The interesting and wonderful thing about wormholes is that situation changes constantly. The day after Gor and I blew up a Cyclone in our system, the connections to our neighboring systems are terribly boring, the home system itself is completely cleared of any interesting sleeper sites, and I spend the evening slogging through Bre’s climb into the good graces of the Angel Cartel and her own corporation.
Today, however, there are a half-dozen sleeper sites immediately visible on scan, additional anomalies promising some more fun for anyone who can resolve the signatures, and fresh new connections to New Eden and wormhole space.
And many connections, at that. Rather than the requisite two wormholes, we have four: two outbound and two inbound. After resolving those four, I’m willing to bet I’ve located all the fire exits but I press on to at least identify if not resolve the other signatures in the system, so I know what’s here.
My persistence is rewarded with several asteroid fields and a much rare Sleeper site, its presence revealed by the strange radar signal leading from the Unsecured Perimeter Comms Relay.
And then I find another one. Weird. I decide to leave those until others can join me in the fun and, checking directional scan as I return to the tower, realize I’m not alone. A Drake-class battlecruiser waves at me in my scanning overview (sort of: the ship’s name is a wave emoticon), and I think such a friendly greeting deserves a response in kind — perhaps with a half-dozen autocannons.

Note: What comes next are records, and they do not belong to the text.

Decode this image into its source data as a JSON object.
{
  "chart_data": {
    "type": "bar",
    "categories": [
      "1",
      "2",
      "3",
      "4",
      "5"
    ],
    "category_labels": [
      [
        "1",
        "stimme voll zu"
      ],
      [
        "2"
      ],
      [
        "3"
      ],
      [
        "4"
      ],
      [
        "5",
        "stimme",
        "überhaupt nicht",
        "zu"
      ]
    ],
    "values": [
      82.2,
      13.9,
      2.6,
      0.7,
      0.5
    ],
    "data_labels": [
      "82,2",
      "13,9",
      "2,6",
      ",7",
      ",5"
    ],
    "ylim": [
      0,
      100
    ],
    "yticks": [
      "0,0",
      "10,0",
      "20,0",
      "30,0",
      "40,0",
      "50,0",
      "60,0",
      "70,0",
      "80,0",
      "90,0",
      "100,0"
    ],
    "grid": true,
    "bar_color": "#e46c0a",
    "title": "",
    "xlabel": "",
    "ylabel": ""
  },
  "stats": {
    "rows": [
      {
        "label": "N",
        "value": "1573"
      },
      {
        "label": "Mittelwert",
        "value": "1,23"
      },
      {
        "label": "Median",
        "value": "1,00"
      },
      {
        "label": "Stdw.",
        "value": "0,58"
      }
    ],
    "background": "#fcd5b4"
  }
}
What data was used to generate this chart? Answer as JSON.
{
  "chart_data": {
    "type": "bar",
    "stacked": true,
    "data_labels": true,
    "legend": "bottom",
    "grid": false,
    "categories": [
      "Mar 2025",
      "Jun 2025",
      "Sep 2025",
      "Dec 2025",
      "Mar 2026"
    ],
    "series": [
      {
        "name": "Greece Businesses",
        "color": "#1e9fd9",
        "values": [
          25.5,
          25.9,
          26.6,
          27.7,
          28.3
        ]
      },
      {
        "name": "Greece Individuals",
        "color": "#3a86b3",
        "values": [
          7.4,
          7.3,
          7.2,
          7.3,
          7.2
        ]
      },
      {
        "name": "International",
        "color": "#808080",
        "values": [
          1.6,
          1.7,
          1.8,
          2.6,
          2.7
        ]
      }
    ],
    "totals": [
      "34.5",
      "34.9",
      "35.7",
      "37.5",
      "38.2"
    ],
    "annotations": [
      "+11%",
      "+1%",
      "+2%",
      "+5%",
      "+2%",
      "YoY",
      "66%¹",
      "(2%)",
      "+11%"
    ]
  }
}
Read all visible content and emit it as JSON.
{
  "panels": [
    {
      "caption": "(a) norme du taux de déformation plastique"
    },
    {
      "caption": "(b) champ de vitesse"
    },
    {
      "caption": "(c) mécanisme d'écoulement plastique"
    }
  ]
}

The problem is locating him. Although I see a combat capable ship, I don’t see any sleeper wrecks, which means he’s engaged in some subtle or possibly more nefarious activity. I hop into a scanning frigate and jump to the very edge of the system, out of immediate direct scanning range, so I can launch probes and take a look at things in a bit more detail.
What I see surprises me, because the probes pick up not one ship, but two. Either the second ship just arrived from one of the many many wormholes currently open in the system, or was sitting cloaked while I was visible on their directional scan.
Still, odds are fairly good I can at least identify the type of ship with my scanning probes before he spots them and cloaks again, and I do exactly that.
I’m surprised to see not a second pointy battlecruiser, but a hulk-class mining ship. I don’t know if he’s working with the Drake (seems likely), but if so, I don’t really need the combat probes to locate them: Hulks are really only good for one thing, and I happen to know exactly where every mineable asteroid in the system is at; all I need to do is warp back into range of my directional scanner and figure out which asteroid belt they’re in, then send over the welcome wagon.
I’m forced into a delay, however, when I switch ships back at the tower. My ship of choice has a hefty shield array, but it’s only at half-strength when it comes out of the storage hangar. The ship’s designed for short and violent disaggreements with other players, rather than somewhat lengthier sleeper engagements, so while the shields are mighty, they are also mighty slow to recharge, and I’m forced to sit at the tower for several minutes, planning (and second guessing) my attack.
As I do, I can see that the Drake and Hulk are both on d-scan — obviously controlled by the same player, as they have identical emoticon names. I also see a couple wrecks as well — smaller sleeper ships that showed up in the asteroid belt and failed to drive the interlopers off. Let’s hope I have more luck.
It is not to be.
My shields fully charged, I enter warp and drop into the asteroid belt ready to flip on an afterburner and pursue, but the ships are gone. Clearly, I stayed on their scanner overview for too long, and they decided to leave just in time.
So fast was their departure, in fact, that they left the unlooted sleeper wrecks behind. I see no need to leave the spoils of battle (even if the battle wasn’t my own), and I quickly loot the wrecks and do a bit of research.
Each wreck in EVE is stamped with the Corporate ID of the person who destroyed the ship, and leaving those wrecks behind lets me backtrack to figure out who was eating our porridge. From that stamp, I can search for the corporation, and from there possibly determine who among that corp’s membership might have a penchant for wildcat wormhole mining.
The good news: My sleuthing is made considerably easier by the fact that the corporation in question only has one member.
The bad news: That sole member is none other than the cyclone pilot we fought two days previous. That’s more than a small problem, because since then our connection to known space has changed twice. Said connection is random: it could come out in any of thousands of systems in New Eden; it’s all but impossible for someone to find an entrance to the same wormhole just by randomly scanning from Empire space. The only possible explanation is that this pilot, after getting his ship blown up, exited the wormhole, grabbed not only another ship but an alt character with another ship, returned to the system before the connection failed, and has since been living here — hiding out in the corners of the system and leeching off our resources when no one’s around.
In short, we have a parasite living in our communal body.